Las nubes se deslizan tan rápido como mis pasos cuando no las observo. Las banquetas son tan irregulares que sin tregua me reclaman atención absoluta. Sólo con el rojo de los semáforos me doy el lujo de contemplar el comportamiento camaleónico de la abundancia blanca en la intemperie.
De soslayo, la muchedumbre se mueve apresurada.
Cruzo la avenida buscando una sonrisa, mínimo, una complicidad en la mirada pero nadie me ve. Notan mi presencia, me confunden con cualquier extranjero en las calles de San Cristobal de las Casas. Sin embargo no soy foráneo tampoco parezco mexicano. Y cuando hablo, los desconocidos siempre me preguntan de dónde soy. Si les digo la verdad, no me creen, si invento tampoco.
Hace mucho aprendí a aceptar que no soy de ningún lugar.
Y disfrutar de las calles, las tejas, las nubes y el intermitente sol. Por eso, camino con la esperanza que alguien me acompañe sin decirme nada. Alguien que entienda que mis pasos son una invitación a deambular juntos hasta que nuestras piernas no puedan más. Sólo así me atrevo a hablar de todo menos del camino recorrido. Somos lo que caminamos pero nos conocemos hablando de otras cosas.
Nadie camina con extraños, nadie quiere inspirar paranoia.
Estoy cansado y por aquí cerca trabaja una conocida. El arte es compañía sin estar presente, la risa estimulada por los ausentes. Es empatía metafísica. Y le pido una pluma y papel y dibujo las nubes que vi. Ya me sé de memoria las calles y dibujarlas no las borrará de la memoria y no quiero recuerdos más nítidos sino salvar las pareidolias que vi en el cielo. Hago una fábula que las nubes me narraron en los rojos de los semáforos.
Termina de trabajar y la acompaño a una esquina, nos despedimos.
La ciudad es tan pequeña que las luces no alumbran el cielo y la noche está nublada. Y oscura. Sólo me queda volver a la casa de una amiga donde dejé mis cosas, a ver si ya volvió de su viaje de negocios. Toco la puerta y toco y toco y no abre y esperé sentado observando las cortinas azules de la casa de enfrente hasta que apagaron la luz de la habitación. Seguro ya todos duermen, es hora de dormir en la entrada de una casa abandonada.

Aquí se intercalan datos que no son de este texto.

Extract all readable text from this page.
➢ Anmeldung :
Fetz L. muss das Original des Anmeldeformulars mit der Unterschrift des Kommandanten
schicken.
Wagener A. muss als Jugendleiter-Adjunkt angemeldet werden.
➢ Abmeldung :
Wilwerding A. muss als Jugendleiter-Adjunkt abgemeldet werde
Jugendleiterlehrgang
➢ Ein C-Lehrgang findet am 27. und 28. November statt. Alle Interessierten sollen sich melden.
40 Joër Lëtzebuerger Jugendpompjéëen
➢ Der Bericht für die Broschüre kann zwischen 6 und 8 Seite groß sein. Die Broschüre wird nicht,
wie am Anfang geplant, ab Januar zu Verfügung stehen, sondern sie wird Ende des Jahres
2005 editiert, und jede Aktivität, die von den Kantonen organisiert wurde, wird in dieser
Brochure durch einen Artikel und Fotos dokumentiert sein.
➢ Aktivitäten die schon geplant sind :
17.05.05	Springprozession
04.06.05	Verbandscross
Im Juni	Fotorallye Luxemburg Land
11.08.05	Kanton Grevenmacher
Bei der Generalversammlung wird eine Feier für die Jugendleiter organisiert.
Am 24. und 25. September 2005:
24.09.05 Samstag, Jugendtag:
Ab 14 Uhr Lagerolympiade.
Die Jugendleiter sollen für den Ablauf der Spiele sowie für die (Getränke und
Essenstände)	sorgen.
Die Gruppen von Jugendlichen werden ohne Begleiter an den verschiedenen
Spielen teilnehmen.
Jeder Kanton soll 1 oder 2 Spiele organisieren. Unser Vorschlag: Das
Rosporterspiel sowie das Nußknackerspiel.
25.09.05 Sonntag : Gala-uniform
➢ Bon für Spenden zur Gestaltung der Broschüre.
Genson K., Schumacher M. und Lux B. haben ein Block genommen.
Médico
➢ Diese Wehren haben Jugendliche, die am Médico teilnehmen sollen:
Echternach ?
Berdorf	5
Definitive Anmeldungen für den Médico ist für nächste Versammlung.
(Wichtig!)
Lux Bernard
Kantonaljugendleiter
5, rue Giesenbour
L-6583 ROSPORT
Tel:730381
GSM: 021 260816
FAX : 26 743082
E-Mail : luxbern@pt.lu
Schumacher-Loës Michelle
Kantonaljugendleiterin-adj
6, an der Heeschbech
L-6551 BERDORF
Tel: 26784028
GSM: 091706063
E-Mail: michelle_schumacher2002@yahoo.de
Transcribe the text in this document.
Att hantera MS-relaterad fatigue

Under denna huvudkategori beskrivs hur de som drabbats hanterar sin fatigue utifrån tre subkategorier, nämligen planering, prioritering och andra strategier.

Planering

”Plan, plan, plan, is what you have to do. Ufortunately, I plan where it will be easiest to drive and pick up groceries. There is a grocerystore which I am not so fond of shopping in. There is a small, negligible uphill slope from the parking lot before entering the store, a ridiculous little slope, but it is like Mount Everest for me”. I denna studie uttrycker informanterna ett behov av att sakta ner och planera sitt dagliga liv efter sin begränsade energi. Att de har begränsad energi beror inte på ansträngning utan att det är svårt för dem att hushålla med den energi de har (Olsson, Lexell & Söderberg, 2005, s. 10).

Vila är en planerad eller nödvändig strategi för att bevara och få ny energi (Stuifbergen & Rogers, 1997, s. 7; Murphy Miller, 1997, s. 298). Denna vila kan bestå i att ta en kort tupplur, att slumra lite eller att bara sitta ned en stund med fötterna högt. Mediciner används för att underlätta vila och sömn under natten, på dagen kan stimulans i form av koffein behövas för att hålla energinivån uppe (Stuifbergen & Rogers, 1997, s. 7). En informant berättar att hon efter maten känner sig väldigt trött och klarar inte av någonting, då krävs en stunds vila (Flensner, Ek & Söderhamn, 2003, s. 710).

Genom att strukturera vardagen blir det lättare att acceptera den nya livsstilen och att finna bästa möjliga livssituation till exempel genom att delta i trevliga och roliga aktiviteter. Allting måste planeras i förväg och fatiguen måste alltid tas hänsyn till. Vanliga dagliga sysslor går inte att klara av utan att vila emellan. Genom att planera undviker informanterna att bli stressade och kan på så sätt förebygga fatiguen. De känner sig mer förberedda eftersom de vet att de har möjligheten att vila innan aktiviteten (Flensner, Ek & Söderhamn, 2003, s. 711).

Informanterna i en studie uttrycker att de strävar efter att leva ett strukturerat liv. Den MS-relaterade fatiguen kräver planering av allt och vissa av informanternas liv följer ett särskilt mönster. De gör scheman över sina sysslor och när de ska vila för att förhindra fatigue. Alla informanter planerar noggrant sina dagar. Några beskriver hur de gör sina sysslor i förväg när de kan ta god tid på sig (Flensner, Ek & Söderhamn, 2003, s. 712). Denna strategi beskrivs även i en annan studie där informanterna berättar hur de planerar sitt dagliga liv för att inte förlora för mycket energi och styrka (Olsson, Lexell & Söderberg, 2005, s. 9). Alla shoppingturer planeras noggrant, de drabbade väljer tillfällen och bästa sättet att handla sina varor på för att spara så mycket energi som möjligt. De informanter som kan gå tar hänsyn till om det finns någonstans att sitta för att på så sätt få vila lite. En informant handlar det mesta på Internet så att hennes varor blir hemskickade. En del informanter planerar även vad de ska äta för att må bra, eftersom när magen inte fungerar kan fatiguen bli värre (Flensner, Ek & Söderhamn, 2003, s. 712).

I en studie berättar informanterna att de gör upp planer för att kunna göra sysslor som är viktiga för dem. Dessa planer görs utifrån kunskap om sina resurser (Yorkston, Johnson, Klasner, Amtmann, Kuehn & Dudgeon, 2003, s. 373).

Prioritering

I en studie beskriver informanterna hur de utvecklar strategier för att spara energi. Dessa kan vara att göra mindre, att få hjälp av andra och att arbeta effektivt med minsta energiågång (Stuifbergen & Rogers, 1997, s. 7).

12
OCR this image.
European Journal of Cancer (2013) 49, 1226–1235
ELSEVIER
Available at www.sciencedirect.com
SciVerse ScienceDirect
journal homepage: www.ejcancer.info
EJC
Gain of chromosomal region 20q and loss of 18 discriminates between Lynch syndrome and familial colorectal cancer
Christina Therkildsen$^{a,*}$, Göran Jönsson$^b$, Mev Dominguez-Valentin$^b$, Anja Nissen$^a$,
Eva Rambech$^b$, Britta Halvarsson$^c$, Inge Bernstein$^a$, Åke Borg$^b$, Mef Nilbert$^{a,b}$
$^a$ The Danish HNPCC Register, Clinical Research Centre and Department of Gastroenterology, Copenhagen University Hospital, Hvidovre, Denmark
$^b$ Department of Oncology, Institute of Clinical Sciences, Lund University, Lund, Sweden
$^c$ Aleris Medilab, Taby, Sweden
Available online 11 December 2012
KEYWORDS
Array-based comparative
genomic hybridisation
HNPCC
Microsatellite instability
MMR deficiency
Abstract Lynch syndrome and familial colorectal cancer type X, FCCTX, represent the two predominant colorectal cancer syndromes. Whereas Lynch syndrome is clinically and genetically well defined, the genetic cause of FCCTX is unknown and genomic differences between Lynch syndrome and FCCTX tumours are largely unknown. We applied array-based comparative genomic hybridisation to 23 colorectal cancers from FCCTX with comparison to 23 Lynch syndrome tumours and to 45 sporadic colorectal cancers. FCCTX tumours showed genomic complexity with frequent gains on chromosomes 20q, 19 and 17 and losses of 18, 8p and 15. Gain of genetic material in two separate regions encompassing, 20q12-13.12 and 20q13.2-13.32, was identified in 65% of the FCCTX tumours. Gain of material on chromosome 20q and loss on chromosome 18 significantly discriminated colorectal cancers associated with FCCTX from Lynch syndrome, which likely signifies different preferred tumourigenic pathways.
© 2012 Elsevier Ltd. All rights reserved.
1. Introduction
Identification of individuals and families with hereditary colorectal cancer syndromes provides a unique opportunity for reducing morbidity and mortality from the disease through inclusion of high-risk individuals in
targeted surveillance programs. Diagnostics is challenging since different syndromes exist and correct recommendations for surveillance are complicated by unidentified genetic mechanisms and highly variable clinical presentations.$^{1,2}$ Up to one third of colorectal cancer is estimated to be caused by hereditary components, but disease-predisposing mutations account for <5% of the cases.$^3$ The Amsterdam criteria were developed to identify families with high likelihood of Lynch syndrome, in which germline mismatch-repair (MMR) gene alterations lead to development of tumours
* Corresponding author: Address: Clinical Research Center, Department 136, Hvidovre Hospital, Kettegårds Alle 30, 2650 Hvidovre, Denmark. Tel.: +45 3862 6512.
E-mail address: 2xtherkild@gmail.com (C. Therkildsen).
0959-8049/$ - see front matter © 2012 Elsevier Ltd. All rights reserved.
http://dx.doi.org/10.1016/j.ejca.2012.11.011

Funcionó el truco de recoger una botella del licor más barato que encontré por ahí, por lástima me dejaron dormir. Y me río de todos los que me discriminan apresurando su andar. ¡Una botella vacía es el mejor disfraz para soñar tranquilamente en cualquier parte que no sea el Centro Histórico! Y las nubes me hacen soñar despierto, ¡es un hermoso día para ser otra persona! ¿Qué seré hoy? ¿A quién imito ahora?
Los transeúntes no inspiran, todos recorren con una mecánica muy seria. Y los turistas no pasan por aquí. Y el cielo nublado parece un rostro pálido, ¿está preocupado por mí? Es la primera vez que duermo en la calle, estaba seguro que la policía interrumpiría mi quimera para meterme al bote pero ni eso. La cara se transfigura a un osito de peluche. Siempre son ositos de peluche, ¿la bóveda celeste aún es infantil? Pasa una pareja y la muchacha lleva un ramo de flores, ¿necesito enamorarme ahora?
Y una joven intenta venderme ropa regional, es bonita. Me gustan mucho las nativas de los Altos pero seguro me linchan si intento seducirla, ¡excelente! Si me corresponde podría ser una historia de amor llena de peligros… ¡podríamos huir lejos! Y mirar juntos en un rascacielos las nubes, ¡podría mostrarle el mundo que conozco! Ser alguien muy interesante sin necesidad de hablar, sólo caminar por las calles de otras ciudades y agarrados de la mano.
Se asustó muchísimo en mi primer intento, pero le hice caso a las nubes y compré un oso de peluche. Se tranquilizó… Aceptó caminar conmigo, ¡las nubes me señalaron a la indicada!